The citizens then retire to a backroom and the next day they announce their decisions in a press conference.

In my booklet “The humanness of power”, I coin the term “humanness” (“humanitude”) for the human capacity to develop, under certain conditions, a collective intelligence, but also altruism and empathy. I did not invent this notion. All the sociologists who deal with this subject have already noticed this. That is, the people who are allotted and who accept the position – this is not obligatory, unlike a trial jury – are not going to think about their own family, their own little interest. They are going to about the third world and future generations. This humanness develops because they take very seriously their role of reaching an opinion on an important matter – GMOs, nuclear power, nanotechnology. Furthermore, they are inspired by having being able to become competent.

All of that does not manifest itself in a public debate or in a referendum. In a citizen convention there people become involved as members of the human kind. This ability much exist in everybody but it become apparent only in exceptional circumstances: maybe in trial-juries, in citizen conventions, but also in big strikes where all of a sudden people who have not looked around much are working together for the same thing and have great ideas. It is rare but we can create situations where humanness is going to appear: we can lead the human species to give its best. Shouldn’t it be the goal of politics to create the conditions for this to express itself?

Le Comptoir: Maybe the aim of politics is exactly to have it remain unexpressed?

Testart: Obviously. First, maybe some of the politicians are afraid of losing their privileges. They do not believe at all that the people are as competent as they are. Yet, a the same time they are elected by the people. All of that is thus absurd.

In order for them to achieve political value it is necessary for the conventions to be institutionalized by the constitution. For the moment, the elected are not obliged to follow the opinions of the citizens because in our parliamentary system the elected are those who decide. If the procedure is written into law they would have to each take their position individually. This is what we are asking for: the conclusions of each national citizen convention should be examined in the parliament and each parliament members should have an obligation to express their opinion under their own name, taking responsibility for the future. If the member opposes the citizen’s opinion, they will be eventually opposed by the vox populi. The would focus the minds of the PMs, I believe.

I support the elimination of the Senate and its replacement with an citizen assembly allotted at regular intervals, which does not have the privileges of those currently elected.
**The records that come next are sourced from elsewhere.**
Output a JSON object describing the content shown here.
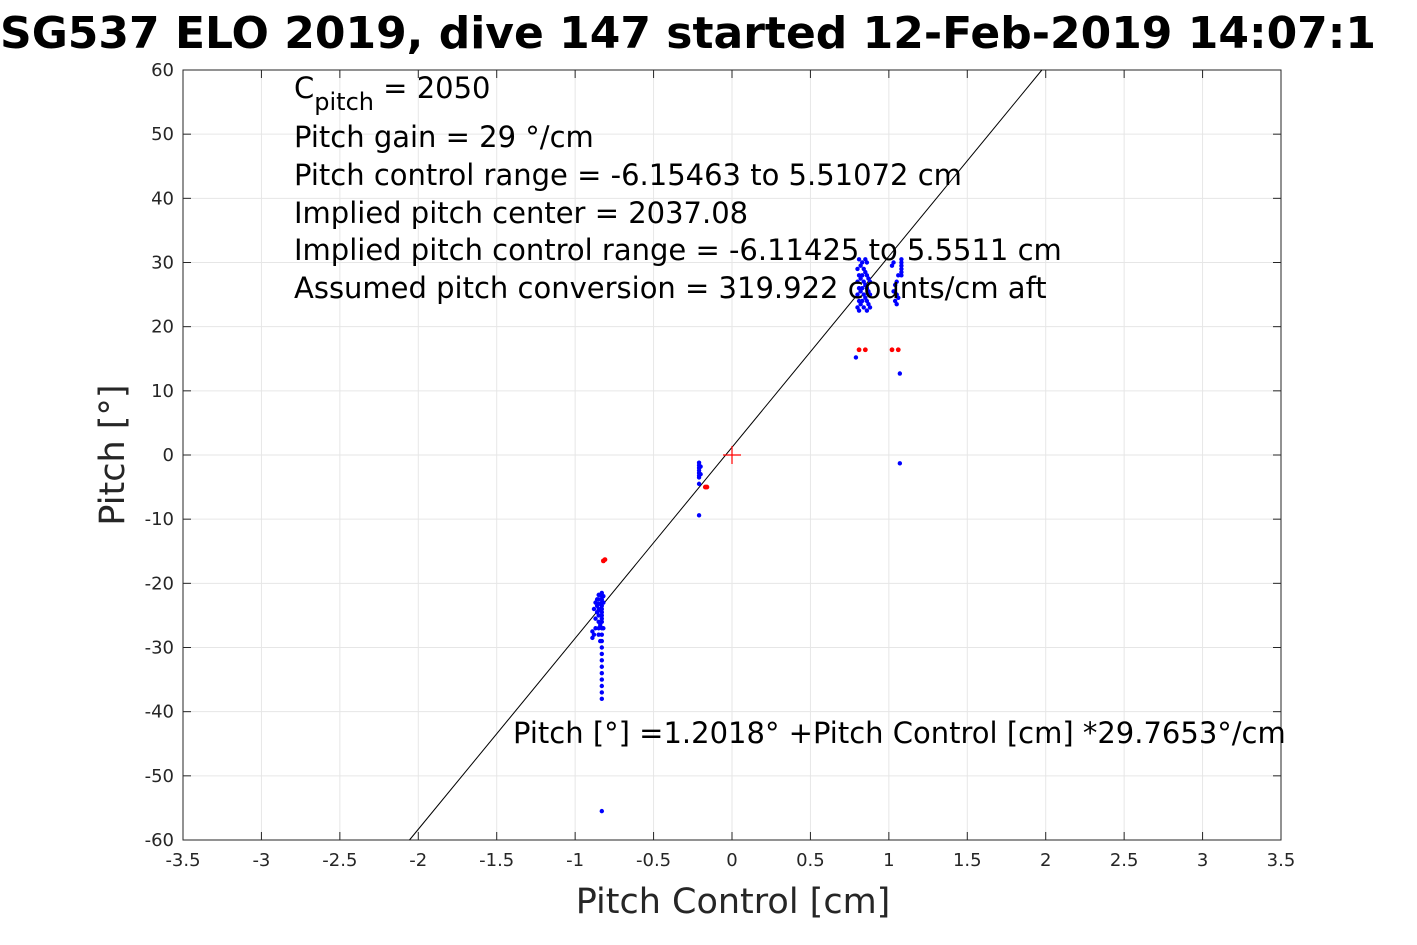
{
  "chart_data": {
    "type": "scatter",
    "title": "SG537 ELO 2019, dive 147 started 12-Feb-2019 14:07:1",
    "xlabel": "Pitch Control [cm]",
    "ylabel": "Pitch [°]",
    "xlim": [
      -3.5,
      3.5
    ],
    "ylim": [
      -60,
      60
    ],
    "xticks": [
      -3.5,
      -3,
      -2.5,
      -2,
      -1.5,
      -1,
      -0.5,
      0,
      0.5,
      1,
      1.5,
      2,
      2.5,
      3,
      3.5
    ],
    "xtick_labels": [
      "-3.5",
      "-3",
      "-2.5",
      "-2",
      "-1.5",
      "-1",
      "-0.5",
      "0",
      "0.5",
      "1",
      "1.5",
      "2",
      "2.5",
      "3",
      "3.5"
    ],
    "yticks": [
      -60,
      -50,
      -40,
      -30,
      -20,
      -10,
      0,
      10,
      20,
      30,
      40,
      50,
      60
    ],
    "ytick_labels": [
      "-60",
      "-50",
      "-40",
      "-30",
      "-20",
      "-10",
      "0",
      "10",
      "20",
      "30",
      "40",
      "50",
      "60"
    ],
    "grid": true,
    "annotations": {
      "c_pitch_symbol": "C",
      "c_pitch_subscript": "pitch",
      "c_pitch_value": " = 2050",
      "lines": [
        "Pitch gain = 29 °/cm",
        "Pitch control range = -6.15463 to 5.51072 cm",
        "Implied pitch center = 2037.08",
        "Implied pitch control range = -6.11425 to 5.5511 cm",
        "Assumed pitch conversion = 319.922 counts/cm aft"
      ],
      "fit_label": "Pitch [°] =1.2018° +Pitch Control [cm] *29.7653°/cm"
    },
    "fit_line": {
      "intercept": 1.2018,
      "slope": 29.7653
    },
    "center_marker": {
      "x": 0,
      "y": 0,
      "color": "#ff0000"
    },
    "series_colors": {
      "blue": "#0000ff",
      "red": "#ff0000",
      "line": "#000000"
    },
    "blue_points": [
      [
        -0.83,
        -21.5
      ],
      [
        -0.83,
        -22.0
      ],
      [
        -0.83,
        -22.5
      ],
      [
        -0.83,
        -23.0
      ],
      [
        -0.83,
        -23.5
      ],
      [
        -0.83,
        -24.0
      ],
      [
        -0.83,
        -24.5
      ],
      [
        -0.83,
        -25.0
      ],
      [
        -0.83,
        -25.5
      ],
      [
        -0.83,
        -26.0
      ],
      [
        -0.83,
        -27.0
      ],
      [
        -0.83,
        -28.0
      ],
      [
        -0.83,
        -29.0
      ],
      [
        -0.83,
        -30.0
      ],
      [
        -0.83,
        -31.0
      ],
      [
        -0.83,
        -32.0
      ],
      [
        -0.83,
        -33.0
      ],
      [
        -0.83,
        -34.0
      ],
      [
        -0.83,
        -35.0
      ],
      [
        -0.83,
        -36.0
      ],
      [
        -0.83,
        -37.0
      ],
      [
        -0.83,
        -38.0
      ],
      [
        -0.85,
        -21.8
      ],
      [
        -0.85,
        -22.5
      ],
      [
        -0.85,
        -23.2
      ],
      [
        -0.85,
        -24.0
      ],
      [
        -0.85,
        -25.0
      ],
      [
        -0.85,
        -26.0
      ],
      [
        -0.85,
        -27.0
      ],
      [
        -0.85,
        -28.0
      ],
      [
        -0.86,
        -22.5
      ],
      [
        -0.86,
        -23.5
      ],
      [
        -0.86,
        -24.5
      ],
      [
        -0.87,
        -23.0
      ],
      [
        -0.87,
        -25.5
      ],
      [
        -0.87,
        -27.0
      ],
      [
        -0.88,
        -24.0
      ],
      [
        -0.88,
        -28.0
      ],
      [
        -0.89,
        -27.5
      ],
      [
        -0.89,
        -28.5
      ],
      [
        -0.84,
        -24.2
      ],
      [
        -0.84,
        -26.5
      ],
      [
        -0.84,
        -29.0
      ],
      [
        -0.82,
        -22.0
      ],
      [
        -0.82,
        -23.0
      ],
      [
        -0.82,
        -27.0
      ],
      [
        -0.83,
        -55.5
      ],
      [
        -0.21,
        -1.2
      ],
      [
        -0.21,
        -1.6
      ],
      [
        -0.21,
        -2.0
      ],
      [
        -0.21,
        -2.4
      ],
      [
        -0.21,
        -2.8
      ],
      [
        -0.21,
        -3.2
      ],
      [
        -0.21,
        -3.5
      ],
      [
        -0.2,
        -1.8
      ],
      [
        -0.2,
        -3.0
      ],
      [
        -0.21,
        -4.5
      ],
      [
        -0.21,
        -9.4
      ],
      [
        0.8,
        23.0
      ],
      [
        0.8,
        25.0
      ],
      [
        0.8,
        27.0
      ],
      [
        0.8,
        29.0
      ],
      [
        0.81,
        22.5
      ],
      [
        0.81,
        24.0
      ],
      [
        0.81,
        26.0
      ],
      [
        0.81,
        28.0
      ],
      [
        0.81,
        30.5
      ],
      [
        0.82,
        23.5
      ],
      [
        0.82,
        25.5
      ],
      [
        0.82,
        27.5
      ],
      [
        0.82,
        29.5
      ],
      [
        0.83,
        24.0
      ],
      [
        0.83,
        26.0
      ],
      [
        0.83,
        28.0
      ],
      [
        0.83,
        30.0
      ],
      [
        0.84,
        23.0
      ],
      [
        0.84,
        25.0
      ],
      [
        0.84,
        27.0
      ],
      [
        0.84,
        29.0
      ],
      [
        0.85,
        24.5
      ],
      [
        0.85,
        26.5
      ],
      [
        0.85,
        28.5
      ],
      [
        0.85,
        30.5
      ],
      [
        0.86,
        22.5
      ],
      [
        0.86,
        24.0
      ],
      [
        0.86,
        26.0
      ],
      [
        0.86,
        28.0
      ],
      [
        0.86,
        30.0
      ],
      [
        0.87,
        23.5
      ],
      [
        0.87,
        25.5
      ],
      [
        0.87,
        27.5
      ],
      [
        0.88,
        23.0
      ],
      [
        0.88,
        25.0
      ],
      [
        0.88,
        27.0
      ],
      [
        0.79,
        15.2
      ],
      [
        1.03,
        25.5
      ],
      [
        1.04,
        24.0
      ],
      [
        1.04,
        26.5
      ],
      [
        1.05,
        23.5
      ],
      [
        1.05,
        25.0
      ],
      [
        1.05,
        27.0
      ],
      [
        1.06,
        24.5
      ],
      [
        1.06,
        28.0
      ],
      [
        1.02,
        29.5
      ],
      [
        1.03,
        30.0
      ],
      [
        1.08,
        28.0
      ],
      [
        1.08,
        28.5
      ],
      [
        1.08,
        29.0
      ],
      [
        1.08,
        29.5
      ],
      [
        1.08,
        30.0
      ],
      [
        1.08,
        30.5
      ],
      [
        1.07,
        12.7
      ],
      [
        1.07,
        -1.3
      ]
    ],
    "red_points": [
      [
        -0.82,
        -16.5
      ],
      [
        -0.81,
        -16.3
      ],
      [
        -0.17,
        -5.0
      ],
      [
        -0.16,
        -5.0
      ],
      [
        0.81,
        16.4
      ],
      [
        0.85,
        16.4
      ],
      [
        1.02,
        16.4
      ],
      [
        1.06,
        16.4
      ]
    ]
  }
}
It would comprise of a few hundred citizens, as is the case now with senators. They would have the role which should be that of the Senate: a counterbalance to the choices of the MPs who would remain elected. This Senate would would play a role of the guarantor of the representation of society and of permanent democracy. For any contentious issue a citizen convention would be created, or maybe a few conventions.

Their purview would go beyond that of technology, which was so far the main area of the citizen conferences organized by Sciences citoyennes. I see them applied to all the problems of political life. I think that three should always be convened at once. If they all give the same opinion, this opinion should be become law almost immediately. It would work like the scientific method: if the same result is arrived at by several groups the result becomes established. This is not a mere detail. It should become a new way for policy making.

This is what I call “permanent democracy”. There would continuously be allotted groups that would discuss problems and which after a few months would serve their conclusions to the new Senate. The Senate would advocate for a proposal at the chamber of deputies. That would be a completely new thing in democracy. I regret that even the most engaged candidates who discuss democracy are always timid about what sortition can be used for and about the role of the elected. I believe we must be radical.